One of the first decisions is whether the transaction will be a share sale or an asset sale. In a share sale, the buyer acquires the company and all its assets and liabilities. In an asset sale, only selected assets transfer, with most liabilities remaining with the seller. This choice affects tax, risk, and documentation, so legal and accounting advice is essential. Tax planning should begin early as you may qualify for Business Asset Disposal Relief, reducing Capital Gains Tax on eligible sales.

2. Confidentiality and Heads of Terms

Once a buyer is identified, both parties usually sign a Non Disclosure Agreement to protect confidential information. They then negotiate Heads of Terms, outlining the price, structure, and timetable. Although generally non binding, exclusivity clauses are binding and prevent you from negotiating with others during due diligence.

3. Buyer’s Due Dilligence

The buyer’s advisers will investigate the business thoroughly. You must provide a well organised data room containing financial, legal, and operational documents. The buyer’s solicitors will raise enquiries, and your solicitor manages responses.

4. Drafting and Negotiating the Sale Agreement

The main contract, either a Share Purchase Agreement or Asset Purchase Agreement, sets out the terms of the sale.

Warranties and Indemnities

Warranties are contractual statements of fact about the condition of the business: its finances, contracts, assets, employees and legal compliance. If a warranty proves to be untrue, the buyer may be entitled to claim damages. Your solicitor will prepare a Disclosure Letter alongside the SPA. This letter sets out known exceptions to the warranties you are giving, carving out matters already known to the buyer so that you cannot be held liable for them later.
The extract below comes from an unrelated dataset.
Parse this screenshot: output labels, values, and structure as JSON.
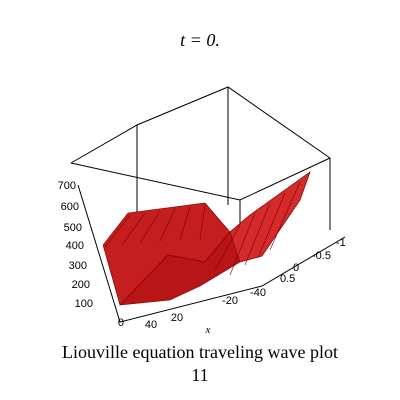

Consideration and Earn-Outs

The agreed price may not all be payable on completion. It is common in owner-managed business sales for a portion of the consideration to be deferred or contingent on the future performance of the business. This arrangement (earn-out) means that part of what you receive will depend on whether the business hits agreed targets after the sale. Earn-outs can be an effective way of bridging a gap in valuation expectations.

Restrictive Covenants

These are clauses preventing you from setting up a competing business, soliciting former customers, or poaching staff for a defined period after completion. The scope and duration of these restrictions are negotiable, and your solicitor will advise on what is reasonable and enforceable.

5. Employment Law and TUPE

Where there is a business transfers, the TUPE Regulations 2006 usually apply. Employees automatically transfer to the buyer on existing terms, and both parties must inform and consult staff. Specialist employment law advice should be taken by the buying party.

6. Completion and Post Sale Obligations

Completion transfers ownership, with documents signed and payment made. Additional steps may include assigning leases, transferring intellectual property, and updating Companies House.